Everyone has one of those days where you wake up after a long restful night of slumber and believe that you will finally be well-rested today. You forfeit their spot on the line at Starbuck's and feel prepared for the day. And then you walk into office or classroom and, after a couple of hours, despite the long repose, you feel exhausted. Is it boredom? Maybe, but scientists also say that it may just be the amount of carbon dioxide in the room that is causing fatigue and other health problems.
Outside, typical carbon dioxide concentrations are about 380 parts per million. But, in office spaces, that number can rise to 1,000 parts per million. In classrooms, the number can be as high as a whopping 3,000 parts per million. For comparison, federal guidelines state that carbon dioxide exposure cannot be over 5,000 parts per million for eight hours in an occupational setting.
The reason that the number is so high in these settings is because there are a large number of people exhaling in a confined space. The problem is, according to a paper by the Environmental Health Perspectives, that sustained exposure can have an effect beyond just your energy level. It can also affect your ability to make smart decisions and to think strategically.

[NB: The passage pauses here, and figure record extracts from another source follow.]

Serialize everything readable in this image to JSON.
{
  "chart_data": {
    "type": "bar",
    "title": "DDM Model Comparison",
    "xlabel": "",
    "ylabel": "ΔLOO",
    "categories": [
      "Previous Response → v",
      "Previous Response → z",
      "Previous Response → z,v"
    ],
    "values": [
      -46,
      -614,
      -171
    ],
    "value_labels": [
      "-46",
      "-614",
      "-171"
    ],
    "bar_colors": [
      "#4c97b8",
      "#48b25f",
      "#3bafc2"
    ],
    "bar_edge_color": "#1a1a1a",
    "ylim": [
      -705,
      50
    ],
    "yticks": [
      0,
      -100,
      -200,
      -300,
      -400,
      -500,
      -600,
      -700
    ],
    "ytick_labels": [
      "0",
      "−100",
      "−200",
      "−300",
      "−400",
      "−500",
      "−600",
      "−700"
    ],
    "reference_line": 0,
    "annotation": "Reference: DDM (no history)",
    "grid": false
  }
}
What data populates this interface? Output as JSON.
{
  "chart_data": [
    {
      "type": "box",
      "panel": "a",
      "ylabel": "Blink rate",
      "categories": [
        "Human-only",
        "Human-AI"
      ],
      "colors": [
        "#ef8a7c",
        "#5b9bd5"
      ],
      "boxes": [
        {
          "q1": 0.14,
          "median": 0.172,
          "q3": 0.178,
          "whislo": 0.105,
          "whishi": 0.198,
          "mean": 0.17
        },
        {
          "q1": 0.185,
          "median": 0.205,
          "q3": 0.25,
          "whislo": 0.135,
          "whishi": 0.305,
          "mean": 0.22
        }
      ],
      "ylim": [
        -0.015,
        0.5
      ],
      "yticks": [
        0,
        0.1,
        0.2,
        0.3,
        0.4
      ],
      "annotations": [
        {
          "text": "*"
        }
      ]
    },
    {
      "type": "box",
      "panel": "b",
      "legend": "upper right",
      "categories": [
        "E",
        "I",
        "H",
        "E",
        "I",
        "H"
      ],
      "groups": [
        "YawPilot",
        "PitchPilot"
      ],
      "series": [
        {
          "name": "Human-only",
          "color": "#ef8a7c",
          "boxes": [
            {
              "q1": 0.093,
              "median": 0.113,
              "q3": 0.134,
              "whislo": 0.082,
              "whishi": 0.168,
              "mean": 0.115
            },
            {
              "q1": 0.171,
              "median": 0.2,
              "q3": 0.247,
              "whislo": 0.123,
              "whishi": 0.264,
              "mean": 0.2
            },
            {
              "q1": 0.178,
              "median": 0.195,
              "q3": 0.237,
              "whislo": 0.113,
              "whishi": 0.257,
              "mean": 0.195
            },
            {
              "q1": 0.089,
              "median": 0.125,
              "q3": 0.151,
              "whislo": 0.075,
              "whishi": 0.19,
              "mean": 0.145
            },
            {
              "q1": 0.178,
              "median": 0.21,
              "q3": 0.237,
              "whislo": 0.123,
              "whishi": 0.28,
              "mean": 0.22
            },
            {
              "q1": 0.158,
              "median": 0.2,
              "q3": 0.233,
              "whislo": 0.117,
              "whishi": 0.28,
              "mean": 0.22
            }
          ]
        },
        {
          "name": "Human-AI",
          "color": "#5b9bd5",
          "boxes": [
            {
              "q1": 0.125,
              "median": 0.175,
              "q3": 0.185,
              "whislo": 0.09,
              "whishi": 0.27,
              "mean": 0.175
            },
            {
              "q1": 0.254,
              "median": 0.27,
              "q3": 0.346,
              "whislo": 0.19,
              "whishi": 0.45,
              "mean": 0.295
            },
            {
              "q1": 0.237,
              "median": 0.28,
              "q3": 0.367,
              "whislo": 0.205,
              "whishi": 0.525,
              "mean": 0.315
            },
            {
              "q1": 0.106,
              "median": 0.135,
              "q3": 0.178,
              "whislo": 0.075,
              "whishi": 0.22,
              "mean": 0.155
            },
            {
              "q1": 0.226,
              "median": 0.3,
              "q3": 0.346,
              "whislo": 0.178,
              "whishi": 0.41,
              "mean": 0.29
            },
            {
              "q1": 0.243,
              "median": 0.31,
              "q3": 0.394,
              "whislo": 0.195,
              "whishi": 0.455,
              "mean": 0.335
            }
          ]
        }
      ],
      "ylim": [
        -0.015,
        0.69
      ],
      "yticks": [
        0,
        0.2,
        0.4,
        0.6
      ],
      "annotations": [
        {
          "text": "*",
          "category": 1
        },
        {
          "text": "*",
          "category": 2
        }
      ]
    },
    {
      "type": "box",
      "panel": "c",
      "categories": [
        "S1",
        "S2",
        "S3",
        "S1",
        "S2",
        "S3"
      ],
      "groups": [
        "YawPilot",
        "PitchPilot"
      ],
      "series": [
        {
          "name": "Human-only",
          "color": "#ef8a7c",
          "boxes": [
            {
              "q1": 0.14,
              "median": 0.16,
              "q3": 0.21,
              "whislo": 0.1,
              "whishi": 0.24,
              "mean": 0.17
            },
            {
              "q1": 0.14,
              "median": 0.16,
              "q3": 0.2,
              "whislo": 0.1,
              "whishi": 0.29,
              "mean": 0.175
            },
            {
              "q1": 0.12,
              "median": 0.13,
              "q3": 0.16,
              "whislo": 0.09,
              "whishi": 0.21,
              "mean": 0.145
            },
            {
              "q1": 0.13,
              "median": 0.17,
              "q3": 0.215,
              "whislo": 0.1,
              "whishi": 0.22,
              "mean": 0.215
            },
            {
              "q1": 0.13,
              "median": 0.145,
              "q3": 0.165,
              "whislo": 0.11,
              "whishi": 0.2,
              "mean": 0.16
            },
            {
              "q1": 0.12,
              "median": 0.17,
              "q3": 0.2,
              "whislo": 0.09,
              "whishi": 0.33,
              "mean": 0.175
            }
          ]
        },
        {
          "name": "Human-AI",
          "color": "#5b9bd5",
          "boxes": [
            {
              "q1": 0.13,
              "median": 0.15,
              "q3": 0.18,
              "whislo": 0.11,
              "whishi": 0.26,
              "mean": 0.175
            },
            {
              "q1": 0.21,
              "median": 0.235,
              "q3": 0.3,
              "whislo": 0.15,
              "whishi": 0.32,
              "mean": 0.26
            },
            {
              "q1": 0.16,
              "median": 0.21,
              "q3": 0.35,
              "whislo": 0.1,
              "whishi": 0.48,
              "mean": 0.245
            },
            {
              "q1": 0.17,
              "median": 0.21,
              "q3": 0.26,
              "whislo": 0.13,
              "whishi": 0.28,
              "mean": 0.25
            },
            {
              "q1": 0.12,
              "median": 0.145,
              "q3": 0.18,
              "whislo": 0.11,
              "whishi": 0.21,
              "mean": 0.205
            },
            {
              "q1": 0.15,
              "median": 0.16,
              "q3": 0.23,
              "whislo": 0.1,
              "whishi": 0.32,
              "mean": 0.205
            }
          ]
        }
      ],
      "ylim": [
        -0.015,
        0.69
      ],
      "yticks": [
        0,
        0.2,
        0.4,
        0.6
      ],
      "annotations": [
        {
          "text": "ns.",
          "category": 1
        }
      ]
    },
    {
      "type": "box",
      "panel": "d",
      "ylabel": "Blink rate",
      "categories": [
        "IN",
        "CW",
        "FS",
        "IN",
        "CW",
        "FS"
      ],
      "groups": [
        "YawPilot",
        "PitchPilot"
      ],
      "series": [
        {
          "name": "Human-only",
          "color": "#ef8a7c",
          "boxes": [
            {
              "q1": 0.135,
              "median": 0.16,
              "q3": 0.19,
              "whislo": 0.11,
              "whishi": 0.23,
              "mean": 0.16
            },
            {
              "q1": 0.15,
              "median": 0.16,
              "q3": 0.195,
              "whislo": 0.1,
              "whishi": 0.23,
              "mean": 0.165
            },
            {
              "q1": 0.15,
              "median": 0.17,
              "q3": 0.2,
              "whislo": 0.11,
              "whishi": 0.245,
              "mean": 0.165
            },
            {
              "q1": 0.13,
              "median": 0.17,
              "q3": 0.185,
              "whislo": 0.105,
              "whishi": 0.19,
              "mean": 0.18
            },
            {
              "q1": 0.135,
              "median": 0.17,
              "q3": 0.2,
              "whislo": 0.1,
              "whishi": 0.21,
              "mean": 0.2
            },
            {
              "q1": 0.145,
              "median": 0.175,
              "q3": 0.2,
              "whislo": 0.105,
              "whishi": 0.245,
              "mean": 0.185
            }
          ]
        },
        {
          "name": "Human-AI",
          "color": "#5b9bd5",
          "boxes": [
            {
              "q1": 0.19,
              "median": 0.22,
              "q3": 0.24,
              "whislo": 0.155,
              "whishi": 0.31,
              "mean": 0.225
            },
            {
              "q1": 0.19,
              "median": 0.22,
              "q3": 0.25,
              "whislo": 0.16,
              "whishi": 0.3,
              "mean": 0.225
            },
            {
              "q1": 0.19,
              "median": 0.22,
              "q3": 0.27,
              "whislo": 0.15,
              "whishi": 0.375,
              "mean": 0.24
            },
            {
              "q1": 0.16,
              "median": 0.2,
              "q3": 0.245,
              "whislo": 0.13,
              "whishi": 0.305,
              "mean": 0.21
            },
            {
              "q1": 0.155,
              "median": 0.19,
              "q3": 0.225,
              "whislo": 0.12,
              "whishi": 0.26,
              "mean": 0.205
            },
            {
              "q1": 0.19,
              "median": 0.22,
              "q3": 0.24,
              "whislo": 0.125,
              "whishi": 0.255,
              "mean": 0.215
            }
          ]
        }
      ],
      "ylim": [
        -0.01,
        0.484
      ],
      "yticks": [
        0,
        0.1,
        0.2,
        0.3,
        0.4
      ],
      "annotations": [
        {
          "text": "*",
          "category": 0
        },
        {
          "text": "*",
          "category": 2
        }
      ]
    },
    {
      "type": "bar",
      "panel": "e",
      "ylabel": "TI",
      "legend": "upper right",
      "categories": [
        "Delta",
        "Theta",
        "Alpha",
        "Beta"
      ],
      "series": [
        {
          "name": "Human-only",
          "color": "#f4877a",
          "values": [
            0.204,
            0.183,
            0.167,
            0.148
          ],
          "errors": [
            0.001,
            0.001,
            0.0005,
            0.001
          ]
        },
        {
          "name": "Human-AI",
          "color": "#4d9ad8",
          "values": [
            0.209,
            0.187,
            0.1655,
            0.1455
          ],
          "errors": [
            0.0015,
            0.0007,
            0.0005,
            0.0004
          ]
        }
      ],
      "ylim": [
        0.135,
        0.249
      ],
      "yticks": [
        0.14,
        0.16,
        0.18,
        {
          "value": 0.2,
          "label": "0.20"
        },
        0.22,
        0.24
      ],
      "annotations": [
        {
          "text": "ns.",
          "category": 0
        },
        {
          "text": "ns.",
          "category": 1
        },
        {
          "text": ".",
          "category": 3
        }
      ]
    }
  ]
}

Researchers from the State University of New York and the Lawrence Berkeley National Laboratory examined how different levels of carbon dioxide affected people. They took 22 adults, mostly college students, and divided them into six groups. The groups were placed in rooms for two and a half hours that had different carbon dioxide concentrations: 600 parts per million, 1,000 parts per million, and 2,500 parts per million. In each concentration, participants completed a computer test that examined their decision-making skills.
Compared to their ability in the 600 parts per million environment, participants' ability to complete the test declined in six of nine areas examined. Their ability declined further when they were in an environment with 2,500 parts per million of carbon dioxide. Specifically, participants' scores for initiative and basic strategy plummeted.
The researchers say that, if other studies are able to confirm their findings, office buildings and schools should make efforts to improve ventilation systems.
But of course you knew that already. It's just that the carbon dioxide was hampering your ability to realize.